Scrivere libri gialli deve essere un’attività molto divertente se in così tanti si misurano, spesso felicemente, con questo genere letterario. D’altro canto leggere libri gialli può essere un vero spasso. Accade così che La ruggine del tempo, ultima fatica narrativa di Dario Galimberti, si possa presentare come una proposta adeguata e interessante di lettura estiva. Presto o tardi, dopo le doverose vaccinazioni, in montagna, al mare o dove ci pare, potremmo godere di un periodo di riposo e relax. Ecco allora che sarà consigliabile avere tra le mani questo libro di una voluminosità che gli conferisce autorevolezza e che rappresenta la proposta più sicura e tradizionale di trama gialla che possiamo trovare. Senza addentrarci in paragoni inopportuni, ci sembrerà di leggere Agatha Christie oppure, nei suoi passi migliori, addirittura Arthur Conan Doyle, due degli antesignani del giallo tradizionale che, tra le altre sue nobili caratteristiche, interrogava continuamente il lettore su chi potesse essere il colpevole. Erano libri in cui i falsi indizi venivano disseminati nel testo a regola d’arte, dove le figure retoriche erano spese senza badare a nessun tipo di risparmio.
L’autore, Dario Galimberti è affermato architetto e vive in Svizzera, a Lugano.
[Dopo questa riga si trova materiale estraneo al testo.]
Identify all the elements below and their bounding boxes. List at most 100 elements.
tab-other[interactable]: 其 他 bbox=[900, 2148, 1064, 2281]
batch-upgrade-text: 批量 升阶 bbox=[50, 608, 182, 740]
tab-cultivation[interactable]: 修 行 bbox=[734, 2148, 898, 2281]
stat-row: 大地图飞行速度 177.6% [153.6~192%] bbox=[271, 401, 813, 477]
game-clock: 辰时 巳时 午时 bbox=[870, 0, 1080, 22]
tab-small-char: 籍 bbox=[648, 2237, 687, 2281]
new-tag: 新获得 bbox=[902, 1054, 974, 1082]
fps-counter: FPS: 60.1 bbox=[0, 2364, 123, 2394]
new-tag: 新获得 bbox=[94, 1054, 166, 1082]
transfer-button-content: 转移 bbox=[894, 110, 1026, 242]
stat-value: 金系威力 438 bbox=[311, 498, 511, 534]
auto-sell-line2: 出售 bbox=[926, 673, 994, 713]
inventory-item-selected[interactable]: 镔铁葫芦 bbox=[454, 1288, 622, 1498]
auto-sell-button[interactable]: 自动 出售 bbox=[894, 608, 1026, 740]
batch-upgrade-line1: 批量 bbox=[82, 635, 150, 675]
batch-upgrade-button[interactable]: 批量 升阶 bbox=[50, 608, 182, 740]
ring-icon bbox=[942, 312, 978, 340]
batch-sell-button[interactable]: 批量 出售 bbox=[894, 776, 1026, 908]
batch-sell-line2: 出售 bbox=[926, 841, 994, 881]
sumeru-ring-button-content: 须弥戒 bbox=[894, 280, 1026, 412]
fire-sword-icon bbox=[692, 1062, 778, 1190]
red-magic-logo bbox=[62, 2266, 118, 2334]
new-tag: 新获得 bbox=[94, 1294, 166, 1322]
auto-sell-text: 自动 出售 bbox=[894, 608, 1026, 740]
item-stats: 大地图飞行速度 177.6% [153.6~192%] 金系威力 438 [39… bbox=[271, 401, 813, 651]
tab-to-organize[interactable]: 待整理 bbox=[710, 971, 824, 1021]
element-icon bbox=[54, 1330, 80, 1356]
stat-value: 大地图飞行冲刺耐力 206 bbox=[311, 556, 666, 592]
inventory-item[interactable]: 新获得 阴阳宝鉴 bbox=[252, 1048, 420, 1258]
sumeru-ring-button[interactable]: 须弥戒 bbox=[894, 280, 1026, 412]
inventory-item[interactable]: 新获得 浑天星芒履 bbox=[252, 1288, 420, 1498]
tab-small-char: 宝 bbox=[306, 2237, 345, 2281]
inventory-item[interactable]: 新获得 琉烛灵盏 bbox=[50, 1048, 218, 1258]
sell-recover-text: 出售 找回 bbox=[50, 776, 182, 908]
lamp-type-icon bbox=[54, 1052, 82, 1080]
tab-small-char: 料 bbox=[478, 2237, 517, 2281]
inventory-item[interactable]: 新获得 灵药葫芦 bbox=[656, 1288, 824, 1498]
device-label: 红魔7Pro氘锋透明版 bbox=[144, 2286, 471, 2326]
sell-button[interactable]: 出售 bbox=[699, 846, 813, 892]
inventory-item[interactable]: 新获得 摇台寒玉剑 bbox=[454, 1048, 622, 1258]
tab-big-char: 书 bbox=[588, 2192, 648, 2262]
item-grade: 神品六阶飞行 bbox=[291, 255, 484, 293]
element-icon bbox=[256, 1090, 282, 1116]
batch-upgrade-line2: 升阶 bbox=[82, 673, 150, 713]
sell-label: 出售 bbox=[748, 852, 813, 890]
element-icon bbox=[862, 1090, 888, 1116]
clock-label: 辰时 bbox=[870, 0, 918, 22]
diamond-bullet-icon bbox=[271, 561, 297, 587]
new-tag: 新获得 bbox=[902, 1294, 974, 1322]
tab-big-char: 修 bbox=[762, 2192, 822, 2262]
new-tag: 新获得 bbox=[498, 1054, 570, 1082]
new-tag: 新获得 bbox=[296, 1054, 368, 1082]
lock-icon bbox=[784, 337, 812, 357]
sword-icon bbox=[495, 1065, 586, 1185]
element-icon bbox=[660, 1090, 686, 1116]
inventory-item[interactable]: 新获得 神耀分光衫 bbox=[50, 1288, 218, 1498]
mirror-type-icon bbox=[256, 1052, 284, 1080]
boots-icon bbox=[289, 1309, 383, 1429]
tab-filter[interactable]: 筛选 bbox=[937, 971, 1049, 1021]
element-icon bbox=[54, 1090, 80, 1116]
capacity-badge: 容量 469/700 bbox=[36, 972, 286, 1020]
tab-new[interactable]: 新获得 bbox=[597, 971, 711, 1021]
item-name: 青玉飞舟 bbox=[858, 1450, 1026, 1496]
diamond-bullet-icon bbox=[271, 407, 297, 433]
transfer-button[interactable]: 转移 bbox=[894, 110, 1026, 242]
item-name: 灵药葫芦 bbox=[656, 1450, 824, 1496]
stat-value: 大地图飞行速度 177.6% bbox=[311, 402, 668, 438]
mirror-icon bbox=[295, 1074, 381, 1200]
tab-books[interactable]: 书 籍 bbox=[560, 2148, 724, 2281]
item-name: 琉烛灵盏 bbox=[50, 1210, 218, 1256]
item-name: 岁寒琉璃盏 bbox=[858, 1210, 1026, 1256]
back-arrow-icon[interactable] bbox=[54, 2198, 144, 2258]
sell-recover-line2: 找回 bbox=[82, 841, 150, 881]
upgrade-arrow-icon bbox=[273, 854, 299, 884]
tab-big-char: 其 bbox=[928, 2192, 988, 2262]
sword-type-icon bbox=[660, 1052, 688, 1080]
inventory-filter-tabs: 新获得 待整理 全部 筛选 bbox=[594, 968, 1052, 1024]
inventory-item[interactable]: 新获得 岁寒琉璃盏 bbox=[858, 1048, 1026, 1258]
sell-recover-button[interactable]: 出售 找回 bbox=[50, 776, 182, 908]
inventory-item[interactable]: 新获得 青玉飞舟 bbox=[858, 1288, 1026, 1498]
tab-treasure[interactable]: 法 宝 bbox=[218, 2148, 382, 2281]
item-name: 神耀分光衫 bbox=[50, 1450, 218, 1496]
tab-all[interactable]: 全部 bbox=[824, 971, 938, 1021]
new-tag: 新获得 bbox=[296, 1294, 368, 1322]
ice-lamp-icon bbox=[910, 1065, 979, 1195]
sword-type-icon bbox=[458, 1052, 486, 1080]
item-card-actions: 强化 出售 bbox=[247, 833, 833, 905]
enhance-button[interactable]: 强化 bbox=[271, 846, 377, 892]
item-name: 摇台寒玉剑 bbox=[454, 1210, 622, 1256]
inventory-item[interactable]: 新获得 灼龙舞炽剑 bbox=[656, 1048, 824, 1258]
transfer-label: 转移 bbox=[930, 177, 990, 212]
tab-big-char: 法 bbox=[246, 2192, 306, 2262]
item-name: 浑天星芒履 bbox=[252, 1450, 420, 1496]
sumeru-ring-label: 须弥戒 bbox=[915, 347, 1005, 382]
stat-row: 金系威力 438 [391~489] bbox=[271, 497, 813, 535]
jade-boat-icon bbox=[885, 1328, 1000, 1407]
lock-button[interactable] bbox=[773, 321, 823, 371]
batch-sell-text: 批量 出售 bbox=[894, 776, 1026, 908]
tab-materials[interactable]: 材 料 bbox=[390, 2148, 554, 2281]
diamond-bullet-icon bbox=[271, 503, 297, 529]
È professore in progettazione architettonica e ambienta la storia “a casa sua”. La cosa da tener presente è che porta questa vicenda indietro di un secolo e più, forse per liberarsi dei vari vincoli e ricatti che la contemporaneità avrebbe potuto imporgli. Ma Lugano è Lugano. Lo è adesso che vanta uno dei PIL più alti d’Europa, dove la ricchezza egoistica e autoreferenziale sembra essere la cifra della vita dei cittadini. Dove non esistono praticamente problemi di attività malavitose (almeno visibili) e dove l’unico pensiero delle persone è come spendere i propri denari. Anche la Lugano di un secolo fa era una cittadina tranquilla. Certamente non paragonabile all’oggi, ma una cittadina lontana dal turbinio di una vita che, in Italia, aveva portato la piaga del fascismo.
Quello che hanno in comune le due città di Lugano, di ieri e di oggi, è una certa tipologia di cittadini, avidi e privi di scrupoli che non esitano a macchiarsi dei peggiori crimini pur di possedere una ricchezza, meglio se non propria. D’altra parte questi tratti predatori non sono propri solo di quei luoghi ma riguardano molti cittadini italiani, ovunque essi siano: una minoranza che possiede gran parte delle ricchezze del nostro Paese. A queste considerazioni, nella lettura del libro, ci si arriva per una via poco impervia, molto addolcita dal narratore che ci accompagna a conoscere persone e angoli ameni della cittadina.
Ci troviamo intorno ai festeggiamenti dell’ultimo dell’anno: una delle signore belle e eleganti, gonfia di vodka, con la stupenda auto rossa fiammante finisce i suoi giorni nel letto del fiume. Omicidio? Suicidio? Con un po’ di pazienza sapremo. In questo quadro entra in campo il commissario Ezechiele Beretta, anonimo signore sessantenne, che riesce pazientemente a tessere e ricucire i fili che legano le situazioni del presente con i fatti avvenuti nel 1881.
Emerge allora un retroscena di circa cinquant’anni prima, quando una banda di ladri penetra nel castello di Trevano, dove vivono il barone e la figlia Vera von Derweis. A partire da questo fatto, increscioso e apparentemente poco rilevante, si succedono una serie di morti: Vera cade da cavallo e muore all’istante. La stessa fine fa suo padre, anche se in circostanze diverse. Quasi negli stessi giorni, un inserviente del castello, Nuto, viene trovato impiccato a una trave in una delle stanze di servizio. Cosa mai ci potrà aiutare a diradare i sospetti che questa opaca situazione ci consegna? Sarà un oggetto prezioso che si rivelerà essere indizio e prova che Ezechiele Beretta riceve dalla morente signora Iside di cui è figlioccio: si tratta di un cucchiaino d’argento, molto pregiato.
Tra diffidenza e curiosità parte un’indagine che spesso studia i comportamenti sociali e individuali degli abitanti di Lugano. Nel quartiere povero di Sassella (è appena trascorsa la crisi del ’29), dove la coesione sociale svolge un ruolo attivo e rassicurante fino all’antropologia del potere tra avvocati, banchieri, albergatori etc. Finalmente, attraverso un’indagine assai tradizionale, tutto si risolverà e il lettore si rasserenerà nel capire che su Lugano tornerà a distenersi un velo di tranquillità e benessere.